Falando especificamente sobre a flexibilidade laboral, embora seja verdade que em economias como a nossa ela é usada e abusada pelos empregadores para manter salários baixos e direitos laborais mínimos, em países como a Dinamarca, faz parte do modelo de flexissegurança. Este modelo combina a facilidade com que uma empresa pode despedir alguém com um estado de bem-estar robusto que oferece estabilidade ao empregado despedido para que este possa planear o próximo passo. Numa economia de pleno emprego como a da Dinamarca, esse próximo passo certamente virá em breve.

A capacidade de contextualizar tais realidades perde-se sempre que obcecamos por divisões ideológicas. Ideias interessantes, como Rendimento Básico Universal, esquemas de trabalho parcial para idosos ou a semana de trabalho de quatro dias, tornam-se alvos de ostracização puramente com base na ameaça à pureza ideológica, dificultando a sua presença em qualquer debate.

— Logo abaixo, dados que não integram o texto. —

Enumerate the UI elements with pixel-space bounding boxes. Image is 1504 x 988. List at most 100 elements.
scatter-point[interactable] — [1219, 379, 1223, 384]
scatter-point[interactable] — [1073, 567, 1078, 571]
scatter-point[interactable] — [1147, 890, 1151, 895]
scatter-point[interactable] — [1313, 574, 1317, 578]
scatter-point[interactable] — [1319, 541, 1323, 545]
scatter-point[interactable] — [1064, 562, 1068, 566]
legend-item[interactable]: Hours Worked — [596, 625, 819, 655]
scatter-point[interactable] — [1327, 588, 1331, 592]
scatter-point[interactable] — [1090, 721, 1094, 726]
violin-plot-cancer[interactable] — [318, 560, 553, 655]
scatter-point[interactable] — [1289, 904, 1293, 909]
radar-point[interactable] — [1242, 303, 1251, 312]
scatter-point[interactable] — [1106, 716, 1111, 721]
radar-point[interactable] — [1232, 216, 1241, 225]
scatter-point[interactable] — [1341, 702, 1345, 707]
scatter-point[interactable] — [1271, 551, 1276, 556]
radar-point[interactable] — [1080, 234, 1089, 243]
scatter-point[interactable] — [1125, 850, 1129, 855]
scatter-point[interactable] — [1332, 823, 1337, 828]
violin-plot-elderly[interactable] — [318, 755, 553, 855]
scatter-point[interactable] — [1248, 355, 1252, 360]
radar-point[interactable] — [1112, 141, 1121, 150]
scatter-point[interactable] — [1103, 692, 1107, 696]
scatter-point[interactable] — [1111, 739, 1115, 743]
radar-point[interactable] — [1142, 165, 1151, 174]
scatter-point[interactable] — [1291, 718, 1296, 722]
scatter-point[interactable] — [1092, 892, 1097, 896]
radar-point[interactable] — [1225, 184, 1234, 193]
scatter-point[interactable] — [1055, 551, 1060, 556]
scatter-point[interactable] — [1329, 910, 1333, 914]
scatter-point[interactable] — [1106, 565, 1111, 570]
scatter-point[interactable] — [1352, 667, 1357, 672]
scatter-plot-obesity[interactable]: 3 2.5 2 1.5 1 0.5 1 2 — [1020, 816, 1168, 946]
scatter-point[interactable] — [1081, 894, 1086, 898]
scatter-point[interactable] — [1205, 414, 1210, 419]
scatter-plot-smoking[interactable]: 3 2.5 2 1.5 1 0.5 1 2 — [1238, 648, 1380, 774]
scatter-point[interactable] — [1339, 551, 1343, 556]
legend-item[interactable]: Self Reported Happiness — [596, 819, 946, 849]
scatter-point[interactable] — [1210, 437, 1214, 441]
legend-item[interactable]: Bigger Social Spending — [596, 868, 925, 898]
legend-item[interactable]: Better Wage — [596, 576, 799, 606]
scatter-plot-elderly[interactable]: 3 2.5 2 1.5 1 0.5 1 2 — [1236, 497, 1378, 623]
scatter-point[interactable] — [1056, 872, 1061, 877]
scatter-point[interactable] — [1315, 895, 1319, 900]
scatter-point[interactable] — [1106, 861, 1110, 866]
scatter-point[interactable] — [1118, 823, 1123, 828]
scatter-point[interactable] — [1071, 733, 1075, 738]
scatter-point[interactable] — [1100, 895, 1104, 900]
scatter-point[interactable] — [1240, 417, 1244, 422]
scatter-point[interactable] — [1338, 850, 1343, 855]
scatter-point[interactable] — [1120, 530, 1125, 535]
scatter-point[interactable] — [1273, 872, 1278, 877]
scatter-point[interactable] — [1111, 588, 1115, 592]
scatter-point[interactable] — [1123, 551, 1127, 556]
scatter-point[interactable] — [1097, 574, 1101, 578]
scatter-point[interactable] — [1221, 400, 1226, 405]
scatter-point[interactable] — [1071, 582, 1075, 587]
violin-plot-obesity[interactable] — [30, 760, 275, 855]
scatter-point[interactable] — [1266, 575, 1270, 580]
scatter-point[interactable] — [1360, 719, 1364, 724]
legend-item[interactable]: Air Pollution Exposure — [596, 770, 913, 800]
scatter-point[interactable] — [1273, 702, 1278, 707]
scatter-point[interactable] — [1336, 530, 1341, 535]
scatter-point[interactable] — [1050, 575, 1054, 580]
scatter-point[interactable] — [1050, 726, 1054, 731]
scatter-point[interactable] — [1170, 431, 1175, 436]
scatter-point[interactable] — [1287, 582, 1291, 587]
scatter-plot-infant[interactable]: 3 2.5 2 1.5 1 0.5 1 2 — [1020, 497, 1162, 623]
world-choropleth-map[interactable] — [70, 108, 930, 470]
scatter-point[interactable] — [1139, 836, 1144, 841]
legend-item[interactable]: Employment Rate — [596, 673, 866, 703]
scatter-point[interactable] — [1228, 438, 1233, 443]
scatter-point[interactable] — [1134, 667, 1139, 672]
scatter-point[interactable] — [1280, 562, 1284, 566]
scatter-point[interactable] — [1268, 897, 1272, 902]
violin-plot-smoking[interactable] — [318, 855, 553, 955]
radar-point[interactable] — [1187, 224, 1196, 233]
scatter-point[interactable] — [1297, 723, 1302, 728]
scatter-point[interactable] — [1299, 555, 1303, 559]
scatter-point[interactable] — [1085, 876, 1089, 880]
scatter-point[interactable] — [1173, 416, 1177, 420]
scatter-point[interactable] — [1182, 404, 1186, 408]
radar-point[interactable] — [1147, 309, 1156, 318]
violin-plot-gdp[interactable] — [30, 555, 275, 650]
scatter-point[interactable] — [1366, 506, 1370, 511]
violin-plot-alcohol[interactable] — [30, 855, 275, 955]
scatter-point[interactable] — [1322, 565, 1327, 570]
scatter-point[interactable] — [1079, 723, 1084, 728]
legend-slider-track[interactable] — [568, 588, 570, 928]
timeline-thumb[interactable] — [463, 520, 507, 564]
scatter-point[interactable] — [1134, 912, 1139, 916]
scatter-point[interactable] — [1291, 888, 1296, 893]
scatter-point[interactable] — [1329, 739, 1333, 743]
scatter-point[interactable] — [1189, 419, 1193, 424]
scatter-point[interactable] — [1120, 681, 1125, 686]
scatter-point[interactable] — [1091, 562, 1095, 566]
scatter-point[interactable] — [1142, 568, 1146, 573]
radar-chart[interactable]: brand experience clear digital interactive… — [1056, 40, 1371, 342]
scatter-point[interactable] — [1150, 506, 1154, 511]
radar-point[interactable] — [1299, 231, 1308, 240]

O nosso mundo está em constante mudança e, com essas mudanças, surge a necessidade de repensar vários aspetos das nossas vidas. Esse repensar exige flexibilidade para contemplar ideias que possam estar fora do nosso espectro ideológico, tanto para os fãs de Milton Friedman quanto para os de Karl Marx.

Embora as ideias mencionadas possam ter desvantagens, também têm pontos fortes. À medida que as nossas economias e sociedades mudam, pode tornar-se indispensável considerá-las de forma abrangente e pragmática. Afinal, as alterações climáticas não nos vão perguntar qual a nossa opinião sobre a acumulação de riqueza.